I spin back around to him with a hurt frown. "That's not the point!"

  "Then tell me what is, please!"

  I make a sound of frustration and claw my hands before my chest, ball them into clenched fists. I have to forcefully stop myself from kicking the dining chair beside me.

  "You call me your wife and let your ex-fiancée that you didn't tell me about think she still has a shot!" My eyes begin to sting. "Why didn't you tell me? Am I not important enough? Do you even care that much for me? Or am I just some replacement for your dead girlfriend?"

  Miguel's face falls in shock, and so does mine. I didn't even realise I was feeling that way until I said it out loud. My heart crashes through my feet in stunned clarity. My anger is swiftly consumed by anguish now that the words hang between us, and it spins a torrent in my chest. It hurts. I'm hurt.

  Just the thought of Miguel with another woman sends my stomach hurtling in circles with nausea.

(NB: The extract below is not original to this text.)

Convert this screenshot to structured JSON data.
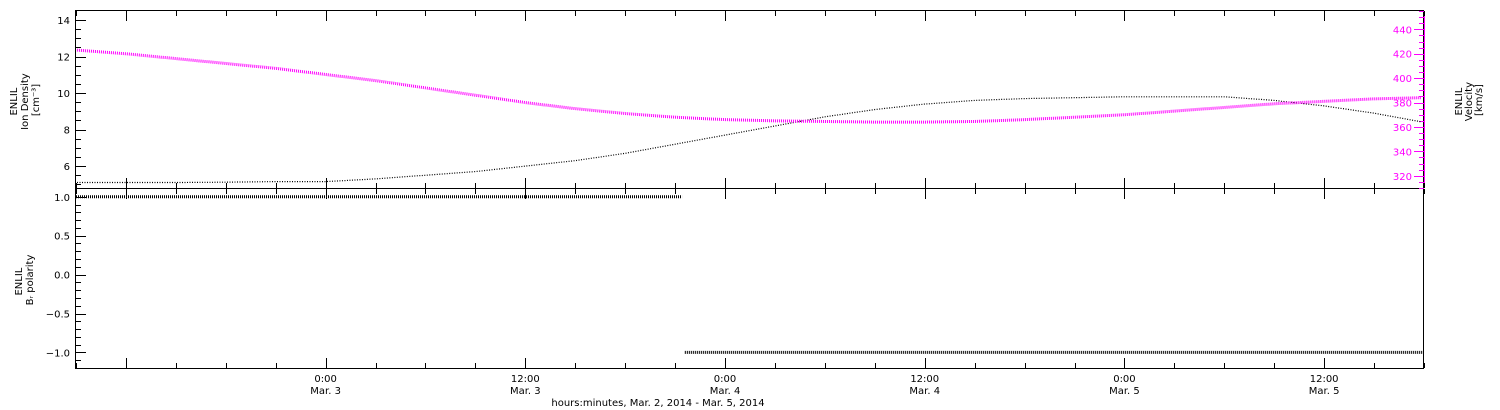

Naked with, in love with. This is not Mirilla. This is someone he loved, who he almost married. This is someone who's still hanging around, hoping for him to come crawling back to her. It makes me sick.

  Am I not important enough to know about her? I bet Y/n did. I bet she knew all about Dana.

  "No- no, Y/n, I never thought of you as a replacement." Miguel braves the space between us and wipes away my tears with a look of pain. "Is that what you've been thinking?"

  I swallow deeply despite my thick throat and step back from his touch. His hand falls. "What else was I supposed to think?"

  "Not that," Miguel insists softly. "I really fucked up, didn't I?"

  I wipe my sleeve over my eyes. "You think?"

  He's looks out the window with a stunned shake of his head. His hand drags down his face and lingers over his mouth. My eyes fall to the floor. The very swiftly blurring floor.

  The silence taunts me, suffocates me. When his gaze drops back down to me and he takes a step closer, I don't move. I don't let myself look up, either.

  "Y/n, I came here to protect you and Rosita. I had no motives other than keeping the two of you safe." Miguel reaches out again, tentatively, and rests his palm on my cheek when I don't lean away from it. "I fell in love with you because you're you. Not because you're the alternate version of my Y/n - because of who you are. You're funny, and sarcastic, and so kind." He shakes his head in disbelief. "Even when you're beaten down, you manage to lift yourself and the people around you up. It's incredible. I wish I could be more like you."

  It's a confession that startles me. I'd never fought over something like this with my Miguel, and I'd stressed over it so much since I woke, before he even said good morning to me, that I'd constructed a totally inaccurate representation of his reaction in my mind. I look up at him in weepy shock.

  I'd worried that he'd go defensive again, like how he'd been with Gabriel. I'd worried that he'd raise his voice and call me jealous or insecure or a number of other horrible things - things that I know he would never call me if I was thinking right. But I wasn't.

  Instead, after I called him stupid and shouted at him, he lists the ways that he loves me. And it totally blindsides me, it takes my pain and anger by surprise. The edge of my fury is sanded down to softness.

  My expelled breath is shaky. "Then why didn't you tell me about her?"

  Miguel sighs and lifts his other hand to cradle my face completely. He's so goddamn big and tall and broad but he holds me so carefully, so lovingly. It's a mission not to succumb, not to let myself lean into him.